He glances at you again as you walk on that burgundy red carpet deeper into the hole that is another hallway, and his hand presses a little more firmly between your shoulder blades. It’s protective rather than possessive to anyone looking in from the outside, but the gesture sends another flare of panic through you anyway.
You wonder if he can feel the fear on you, if it comes off your skin. You wonder if men like him are trained by experience to smell a lie the way dogs smell storms. You wonder whether he is leading you to comfort or containment. Every room you pass seems too opulent to be real with those chandeliers like frozen explosions, rugs plush enough to kill the sound of literally anything, the dark wood twinkling creepily under low gold light, paintings in heavy frames, looming over everything, looking down their painted noses at anyone not born into the frame.
The place no longer looks luxurious so much as fortified. You see the thickness of doors now. The depth of corridors. The strategic sightlines. The subtle placement of people. This house is not merely beautiful. It is defensible. It is a kingdom in disguise.
And you had been letting yourself be loved in it. You stupid girl had let him come way, way too close to you.
But it’s what makes every step hurt more than it should. Because despite everything, despite the gun and the initials and the name on the tags and the avalanche of terror crushing common sense into powder, there is still some small perfidious corner of you that keeps stumbling over the memory of how gentle he was, how attentive, how he watched your face as if your feelings were weather and he meant to learn every season.
You hate that part of yourself right now, and that it even exists in the first place after everything you found out about the man and what knowing him entails.
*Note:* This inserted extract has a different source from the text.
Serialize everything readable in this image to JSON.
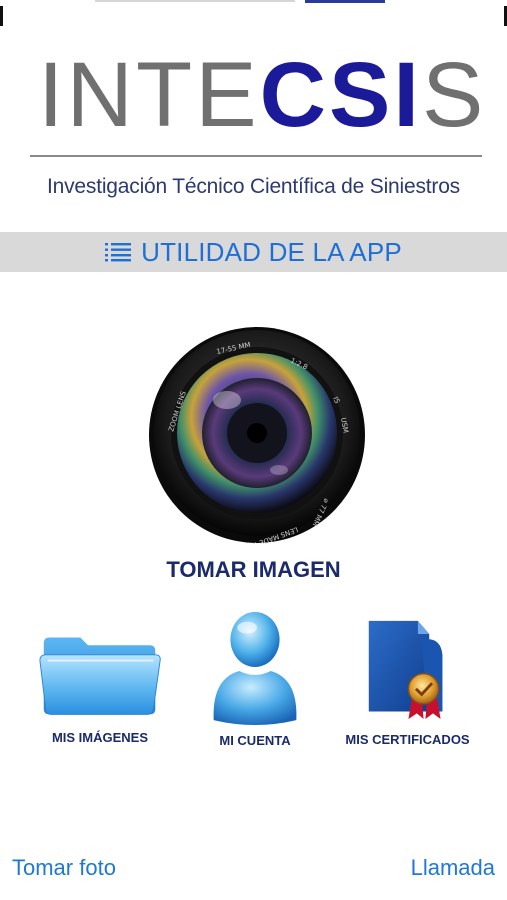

You want cleaner fear, simpler fear, fear without ache in it. But your fear is contaminated by affection. By memory. By the wrenching possibility that whatever else he is, whatever blood has dried invisibly on his hands, the softness he’s shown you may have been real. And if that is real, then the rest is not easier to understand. It is harder. Infinitely harder. It means the monster did not wear a mask. It means the monster kissed your forehead and tucked blankets around your legs and remembered how you take your coffee. But your brain can’t follow all of that.
Another turn. Another corridor. Another room you cannot catalogue fast enough.
You try again to memorize the path, because panic may be a vandal but desperation is stubborn.
The wall here is paneled more deeply. There is a bronze wolf on a pedestal. A narrow window at the end of the hall. A runner rug patterned in deep red, almost the color of old cherries, almost the color of dried blood if your mind is in the mood to be cruel, which it surely is.
Your thoughts keep darting ahead of you and slam themselves against every worst-case future they can find. If he knows you know, what does that mean? If he does not know you know, what then? Which is safer? Is there a safer version of this at all?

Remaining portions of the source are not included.